Ce point de vue est également celui d’une motion actuellement proposée au vote au Parlement Européen (6), stipulant entre autres qu’en cas de Brexit sans accord, toutes futures négociations avec le RU auront comme prérequis que le RU honore ses engagements et obligations vis-à–vis du droit des citoyens (européens résidant au RU et britanniques résidant au sein de l’UE), du solde financier et des accords de Good Friday.
Et sinon quoi? Si chacun reste sur ses positions cela mènera à un indescriptible bordel dont personne ne sortira gagnant mais où les Britanniques ont clairement le plus à perdre. La Livre va dégringoler de manière drastique, renchérissant les nécessaires importations de nourriture et autres produits de première nécessité que le RU ne produit pas (7), sans parler des tarifs douaniers.

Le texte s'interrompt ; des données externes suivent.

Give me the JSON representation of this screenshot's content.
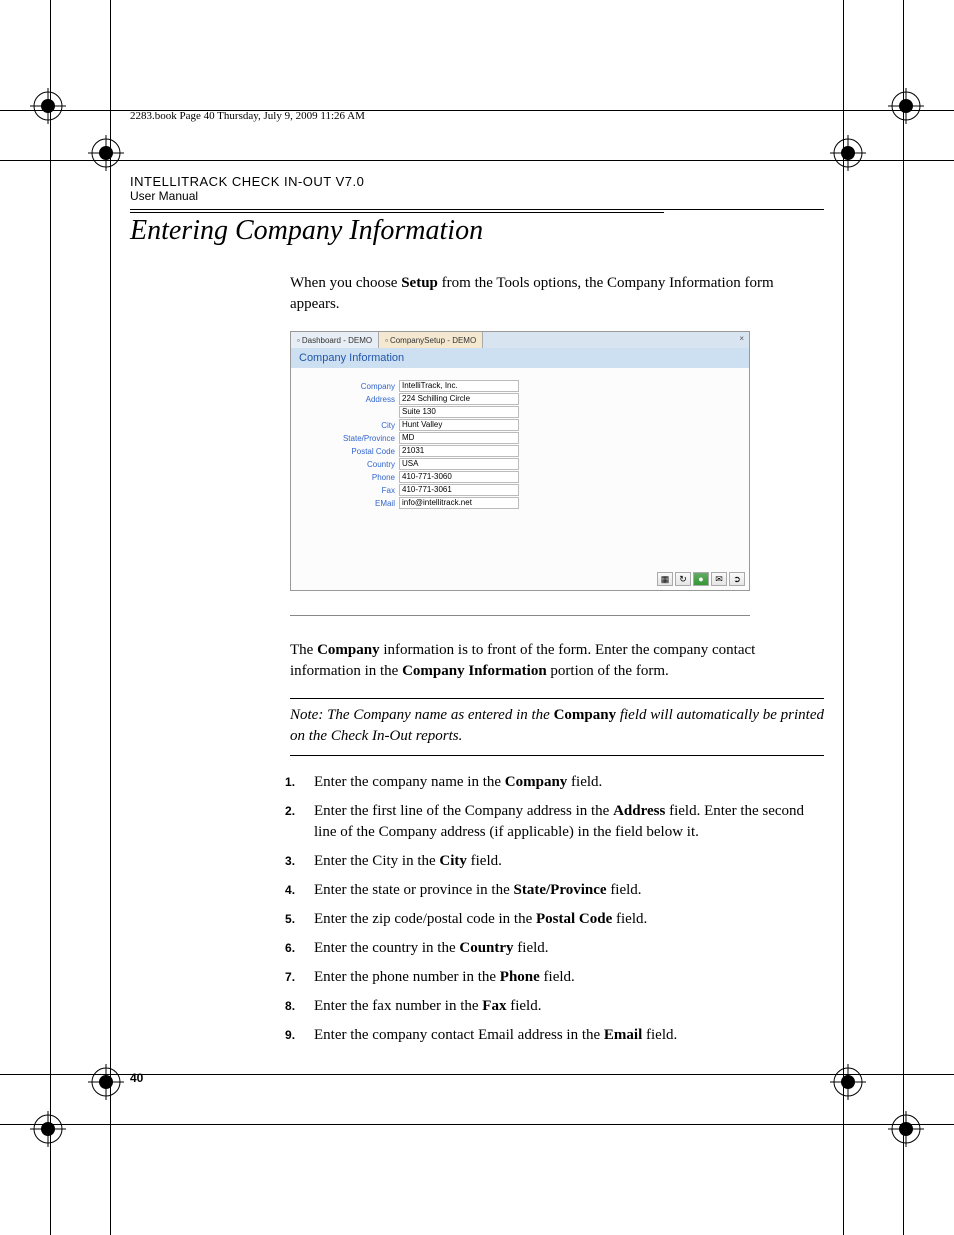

Un gouvernement peut-il sciemment exposer ainsi l’ensemble de sa population à un tel degré d’incertitude et de précarité?
Quid également des accords bilatéraux en le RU et la France en matière de défense et de “gestion” de la frontière britannique actuellement délocalisée en France du fait des accords du Touquet?
De quoi le Brexit est-il finalement le nom?
A titre personnel je ne suis pas opposé au principe du Brexit, je reconnais tout à fait les graves insuffisances et dérives de l’Union Européenne dans sa forme actuelle et je comprend bien l’argument central des indépendantistes britanniques qui, dans un monde se dirigeant à toute vapeur vers le bilatéralisme “à la carte” en lieu et place des grands accords multilatéraux des dernières décennies, ne veulent pas être liés par la technocratie européenne. Mais on ne peut pas non plus faire n’importe quoi, risquer de plonger des millions de Britanniques dans la précarité, risquer de relancer la guerre en Irlande, risquer le séparatisme écossais, risquer de sérieuses tensions en Manche juste pour la gloire de quelques uns. Le chaos issu d’un Brexit sans accord ouvrira encore plus la porte au fascisme britannique, à l’Homme providentiel qui sauvera le navire en faisant fi de siècles de parlementarisme et de démocratie. Précisément le genre de situation qui se termine toujours mal.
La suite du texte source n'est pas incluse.